Gewapende groepen, waaronder M23, oefenen met geweld controle uit over de inkomsten
uit de mijnbouw en de grondstoffenhandel en -smokkel en gebruiken dit om het conflict
te financieren. Dit geeft spanningen tussen de strijdende groeperingen en tussen landen
in de regio. De strijd om de grondstoffen wordt niet gezien als de grondoorzaak van
het conflict, maar wel als een katalysator. Over Rwanda is bekend dat het land fungeert
als transitland waarlangs uit Congo gesmokkelde grondstoffen hun weg naar de markt
vinden. Daarom ondersteunt het kabinet regionale vredesprocessen en zet het zich in
voor de verduurzaming van grondstoffenketens, waaronder de ketens van conflictmineralen.

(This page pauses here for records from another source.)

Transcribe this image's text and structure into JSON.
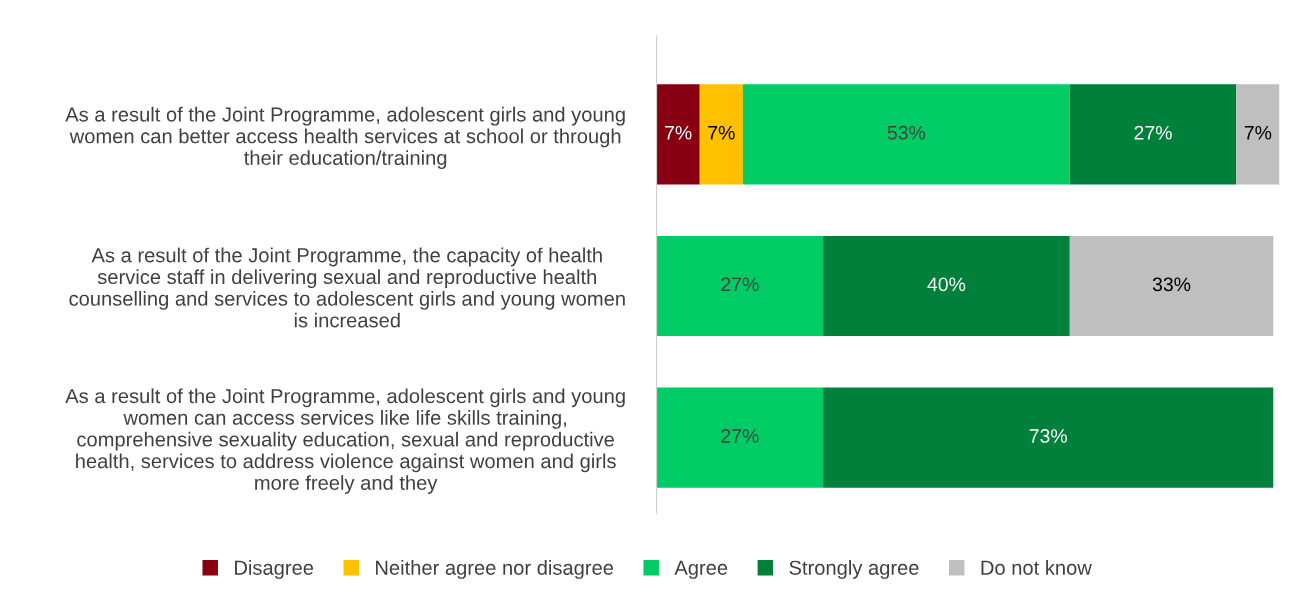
{
  "chart_data": {
    "type": "bar",
    "orientation": "horizontal",
    "stacked": true,
    "categories": [
      "As a result of the Joint Programme, adolescent girls and young\nwomen can better access health services at school or through\ntheir education/training",
      "As a result of the Joint Programme, the capacity of health\nservice staff in delivering sexual and reproductive health\ncounselling and services to adolescent girls and young women\nis increased",
      "As a result of the Joint Programme, adolescent girls and young\nwomen can access services like life skills training,\ncomprehensive sexuality education, sexual and reproductive\nhealth, services to address violence against women and girls\nmore freely and they"
    ],
    "series": [
      {
        "name": "Disagree",
        "color": "#870012",
        "values": [
          7,
          null,
          null
        ],
        "value_labels": [
          "7%",
          null,
          null
        ]
      },
      {
        "name": "Neither agree nor disagree",
        "color": "#ffc000",
        "values": [
          7,
          null,
          null
        ],
        "value_labels": [
          "7%",
          null,
          null
        ]
      },
      {
        "name": "Agree",
        "color": "#00cc66",
        "values": [
          53,
          27,
          27
        ],
        "value_labels": [
          "53%",
          "27%",
          "27%"
        ]
      },
      {
        "name": "Strongly agree",
        "color": "#00803b",
        "values": [
          27,
          40,
          73
        ],
        "value_labels": [
          "27%",
          "40%",
          "73%"
        ]
      },
      {
        "name": "Do not know",
        "color": "#bfbfbf",
        "values": [
          7,
          33,
          null
        ],
        "value_labels": [
          "7%",
          "33%",
          null
        ]
      }
    ],
    "tick_labels": "y",
    "legend": "bottom",
    "grid": false
  }
}
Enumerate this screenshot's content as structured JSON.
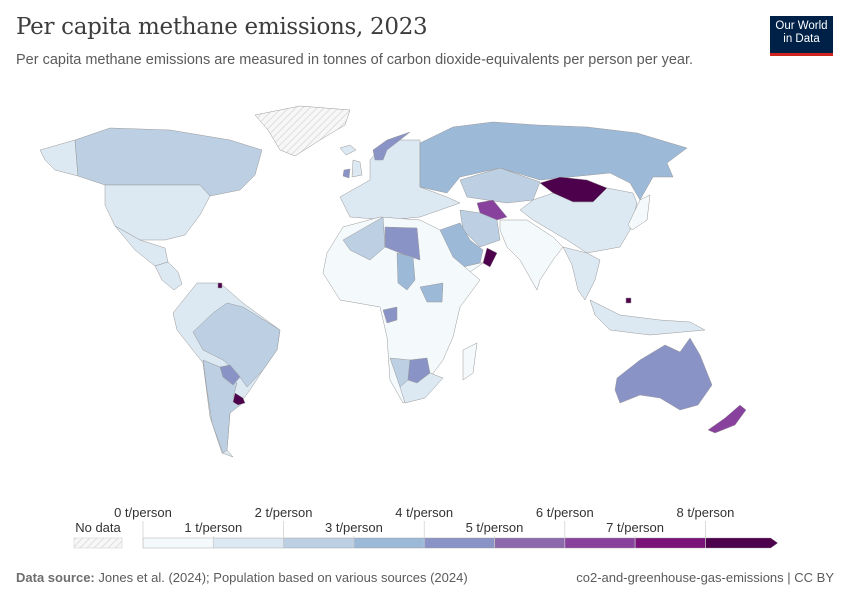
{
  "header": {
    "title": "Per capita methane emissions, 2023",
    "subtitle": "Per capita methane emissions are measured in tonnes of carbon dioxide-equivalents per person per year.",
    "logo_line1": "Our World",
    "logo_line2": "in Data"
  },
  "footer": {
    "source_label": "Data source:",
    "source_text": "Jones et al. (2024); Population based on various sources (2024)",
    "slug": "co2-and-greenhouse-gas-emissions | CC BY"
  },
  "legend": {
    "no_data_label": "No data",
    "bins": [
      {
        "min": 0,
        "max": 1,
        "color": "#f4f9fb"
      },
      {
        "min": 1,
        "max": 2,
        "color": "#dce8f2"
      },
      {
        "min": 2,
        "max": 3,
        "color": "#bccfe3"
      },
      {
        "min": 3,
        "max": 4,
        "color": "#9db9d8"
      },
      {
        "min": 4,
        "max": 5,
        "color": "#8a93c5"
      },
      {
        "min": 5,
        "max": 6,
        "color": "#8c68ad"
      },
      {
        "min": 6,
        "max": 7,
        "color": "#88419d"
      },
      {
        "min": 7,
        "max": 8,
        "color": "#7b1279"
      },
      {
        "min": 8,
        "max": null,
        "color": "#4d004b"
      }
    ],
    "tick_labels": [
      "0 t/person",
      "1 t/person",
      "2 t/person",
      "3 t/person",
      "4 t/person",
      "5 t/person",
      "6 t/person",
      "7 t/person",
      "8 t/person"
    ],
    "no_data_color": "#f2f2f2"
  },
  "map": {
    "regions": [
      {
        "region": "Greenland",
        "value": null
      },
      {
        "region": "Alaska",
        "value": 1.5
      },
      {
        "region": "Canada",
        "value": 2.5
      },
      {
        "region": "United States",
        "value": 1.8
      },
      {
        "region": "Mexico",
        "value": 1.2
      },
      {
        "region": "Central America",
        "value": 1.0
      },
      {
        "region": "South America",
        "value": 1.5
      },
      {
        "region": "Brazil",
        "value": 2.6
      },
      {
        "region": "Argentina",
        "value": 2.7
      },
      {
        "region": "Paraguay",
        "value": 4.5
      },
      {
        "region": "Uruguay",
        "value": 8.5
      },
      {
        "region": "Suriname",
        "value": 8.5
      },
      {
        "region": "Europe",
        "value": 1.2
      },
      {
        "region": "Iceland",
        "value": 1.5
      },
      {
        "region": "United Kingdom",
        "value": 1.2
      },
      {
        "region": "Ireland",
        "value": 4.2
      },
      {
        "region": "Norway",
        "value": 4.3
      },
      {
        "region": "Russia",
        "value": 3.5
      },
      {
        "region": "Kazakhstan",
        "value": 2.8
      },
      {
        "region": "Mongolia",
        "value": 9.0
      },
      {
        "region": "China",
        "value": 1.5
      },
      {
        "region": "Turkmenistan",
        "value": 6.5
      },
      {
        "region": "Iran",
        "value": 2.5
      },
      {
        "region": "Saudi Arabia",
        "value": 3.5
      },
      {
        "region": "Oman",
        "value": 9.0
      },
      {
        "region": "Yemen",
        "value": 0.8
      },
      {
        "region": "India",
        "value": 0.7
      },
      {
        "region": "Southeast Asia",
        "value": 1.3
      },
      {
        "region": "Indonesia",
        "value": 1.3
      },
      {
        "region": "Brunei",
        "value": 9.0
      },
      {
        "region": "Japan",
        "value": 0.5
      },
      {
        "region": "Africa",
        "value": 0.8
      },
      {
        "region": "Algeria",
        "value": 2.5
      },
      {
        "region": "Libya",
        "value": 4.5
      },
      {
        "region": "Chad",
        "value": 3.5
      },
      {
        "region": "South Sudan",
        "value": 3.5
      },
      {
        "region": "Gabon",
        "value": 4.5
      },
      {
        "region": "Namibia",
        "value": 2.5
      },
      {
        "region": "Botswana",
        "value": 4.5
      },
      {
        "region": "South Africa",
        "value": 1.5
      },
      {
        "region": "Madagascar",
        "value": 0.8
      },
      {
        "region": "Australia",
        "value": 4.6
      },
      {
        "region": "New Zealand",
        "value": 6.5
      }
    ]
  }
}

De heren Ceder en Boswijk vragen naar de status van de grondstoffendeal. Het is een
misverstand dat het MoU van de EU met Rwanda een grondstoffendeal is. Dat is geen
grondstoffendeal. Het MoU gaat alleen maar over samenwerking voor duurzame verantwoorde
productie. Het is dus meer een afspraak over samenwerking om de productie duurzaam
te krijgen dan dat het een deal is. Ik zie wel het politieke signaal dat van een samenwerking
uitgaat. Daarom heeft Nederland binnen de EU gepleit voor opschorting van dat MoU.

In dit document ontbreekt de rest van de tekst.